As árvores se inclinavam suavemente conforme ela passava, e Elena teve a impressão de que algumas lhe abriam passagem de propósito. Outras, no entanto, pareciam testar sua coragem, erguendo raízes grossas como muralhas diante de seus pés. Mais de uma vez ela precisou escalar ou se abaixar, como se o próprio caminho a obrigasse a provar resiliência.
Enquanto avançava, percebeu que as luzes não eram apenas guias. Cada uma delas pulsava em sincronia com seu coração. Quando ela hesitava, perdiam brilho. Quando respirava fundo e retomava a confiança, brilhavam mais forte. Eram como pequenos espelhos de sua alma, lembrando-lhe de que aquela não era apenas uma jornada pelo Reino, mas uma travessia interior.
O Grimório continuava vibrando, às vezes mais forte, às vezes suave, como se reagisse a cada decisão que ela tomava. Elena arriscou abri-lo uma vez mais. Em suas páginas, traços prateados haviam se formado, como mapas que se redesenhavam a cada instante.

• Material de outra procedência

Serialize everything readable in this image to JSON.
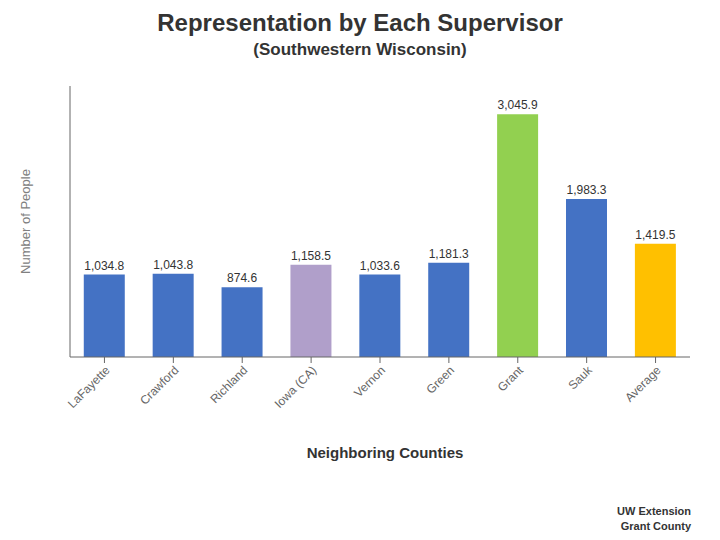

Não mostravam rotas fixas, mas símbolos enigmáticos: uma montanha envolta por auroras, um lago dourado, um jardim florido, um bosque encoberto por brumas. Lugares que pareciam lhe chamar, ainda que nunca os tivesse visto antes.
Ela entendeu, então, que o caminho diante dela não terminava ali. Aqueles símbolos escondiam pistas, respostas, ou talvez provações. Quem afinal eram os Guardiões? Estariam à espera nesses lugares? Ou seriam apenas reflexos de algo que ela precisaria desvendar dentro de si mesma?
Por mais que tentasse decifrar os sinais, nada fazia sentido. Mas algo no peito a fez estremecer. Cada passo que dava parecia mergulhá-la mais fundo nas entranhas daquele Reino misterioso — e também dentro de sua própria essência. Intuiu que o Reino não lhe daria respostas prontas. Precisaria merecê-las.
As luzes seguiram até a borda da clareira e começaram a se dispersar. O último brilho suspenso cintilou diante dela antes de mergulhar floresta adentro, sumindo entre sombras azuladas. Elena hesitou, mas o corpo parecia ser puxado para frente por algo invisível. Não havia retorno possível.
Parou por um instante, fechou os olhos e respirou fundo. Recordou-se do som da coruja no mundo comum, do bilhete com seu nome, da chave que abrira o portal, do calor da travessia. Tudo parecia conspirar para aquele momento. Não era acaso. Era destino.
Quando abriu os olhos, as luzes reapareceram, mais vivas do que antes, como se celebrassem sua decisão. O Grimório, aberto em suas mãos, deixou escapar um brilho prateado que iluminou a trilha.
Elena ergueu o queixo, respirou fundo e deu o primeiro passo em direção ao desconhecido.
E assim, sua verdadeira aventura começou.